Our 2023 Motherload pilot study revealed a care crisis among low-income mothers in the Western Cape province, South Africa. In their precarious contexts, the unpaid care work they perform is mostly invisible, mentally draining, inadequately supported and often traumatic. This complex care burden is unequally distributed across society as well as between genders.
The Motherload is a term to account for a missing perspective on care work. We define it as follows:
The Motherload is the highly gendered, often invisible, under-valued work that individuals performing mothering undertake and which hinders their economic security, safety and wellbeing. It is unequally distributed across society as well as between genders.
Globally, discussions on care work have gained momentum. However, they often reflect experiences from the Global North. Dominant frameworks, such as those on childcare, the mental load and cognitive labour, focus on individual-level struggles, overlooking the deeper structural factors that shape and perpetuate care burdens.
Through our research, we found that these frameworks are insufficient to capture the realities of low-income mothers in South Africa, whose care work is shaped by economic precarity, racialised labour structures and a lack of policy integration and implementation.
What is care work?
Care work encompasses the labour required to sustain life: raising children, supporting older persons and those with disabilities, providing emotional, cognitive, and physical care and maintaining households.
Care work is the foundation of our societies, yet it remains undervalued and unequally distributed.
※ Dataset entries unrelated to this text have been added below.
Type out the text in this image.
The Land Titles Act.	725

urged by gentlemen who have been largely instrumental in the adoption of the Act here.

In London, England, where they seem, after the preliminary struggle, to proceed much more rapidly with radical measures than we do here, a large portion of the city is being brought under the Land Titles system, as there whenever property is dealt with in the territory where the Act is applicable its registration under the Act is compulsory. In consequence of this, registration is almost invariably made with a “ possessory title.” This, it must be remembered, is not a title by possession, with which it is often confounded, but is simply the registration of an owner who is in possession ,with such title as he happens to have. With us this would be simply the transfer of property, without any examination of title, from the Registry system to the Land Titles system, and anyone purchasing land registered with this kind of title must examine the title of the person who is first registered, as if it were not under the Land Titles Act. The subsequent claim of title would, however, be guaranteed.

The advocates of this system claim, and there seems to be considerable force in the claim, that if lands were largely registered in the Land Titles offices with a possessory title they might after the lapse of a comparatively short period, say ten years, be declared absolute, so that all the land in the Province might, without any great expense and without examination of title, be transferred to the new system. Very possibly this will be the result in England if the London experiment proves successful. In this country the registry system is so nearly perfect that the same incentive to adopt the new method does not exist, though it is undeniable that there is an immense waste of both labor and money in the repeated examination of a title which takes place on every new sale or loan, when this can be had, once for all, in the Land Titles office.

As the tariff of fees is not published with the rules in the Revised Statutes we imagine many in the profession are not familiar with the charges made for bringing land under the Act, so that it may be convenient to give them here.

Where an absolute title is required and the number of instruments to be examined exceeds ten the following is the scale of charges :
As climate change, economic precarity and social inequalities intensify, care responsibilities are increasing.
In South Africa, colonial and apartheid legacies, extreme inequality and neoliberal policies make care responsibilities even heavier for low-income mothers.
Why focus on mothers?
Women bear the brunt of unpaid child care and household work globally, but mothers experience it in its most intense and demanding form. In South Africa, low-income black mothers face additional burdens due to colonial legacies and economic exclusion.
In 2025 in South Africa:
- 51% of women work in low-paid, unstable jobs
- 42% of households are female-headed (StatsSA, 2022)
- Women in low-income households spend 20–30 hours per week on caregiving
Our definition of mother extends beyond biological motherhood. It includes anyone who takes on primary caregiving roles and those performing mothering in wider kin and community networks, typical of family structures in several Global South contexts.
South Africa’s past and present shape how care work is distributed. Colonialism and apartheid disrupted traditional caregiving structures, creating a racialised labour force that devalued care. Today, economic instability, inadequate infrastructure and public service delivery failures continue to place impossible demands on caregivers.
Global context
While The Motherload is deeply rooted in South Africa’s history, its challenges resonate globally. Rising precarity, economic crises and the undervaluation of care work affect women worldwide.
The Motherload is a global care crisis.